TNF-α and IL-10 differentially modulate apoptosis during PRRSV-1 infection of bone marrow-derived dendritic cells

Porcine reproductive and respiratory syndrome virus (PRRSV) modulates host immune responses, including apoptotic pathways, during infection. This study examined the role of TNF-α and IL-10 in regulating apoptosis during PRRSV-1 infection of bone marrow-derived dendritic cells (BMDCs), using four isolates with distinct cytokine profiles: 3262 (TNF-α ⁺ /IL-10 ⁺ ), 3249 (TNF-α ⁺ /IL-10 ^- ), 2988 (TNF-α ^- /IL-10 ⁺ ), and 3267 (TNF-α ^- /IL-10 ^- ). Early after infection (≤ 24 hpi), infected cells were predominantly non-apoptotic; by 48 hpi, apoptotic bystander cells increased markedly, consistent with a bystander apoptotic process.

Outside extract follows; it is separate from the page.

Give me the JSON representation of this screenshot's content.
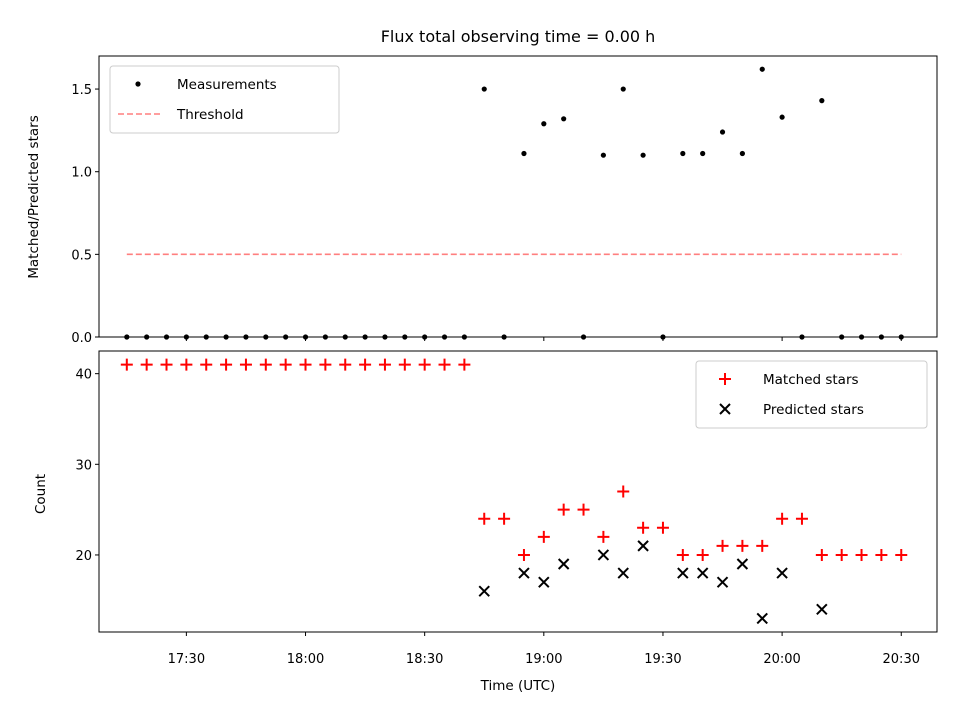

Neutralizing TNF-α in TNF-α-inducing isolates (3262, 3249) increased the proportion of infected cells and reduced bystander apoptosis, suggesting an antiviral role for TNF-α at the cellular level. In contrast, IL-10 blockade in IL-10-inducing isolates (3262, 2988) increased non-apoptotic infected cells without altering overall infection frequency, suggesting IL-10 modulates apoptotic progression in infected cells. Collectively, these data indicate that TNF-α and IL-10 differentially modulate apoptotic outcomes during PRRSV-1 infection in an isolate-dependent manner.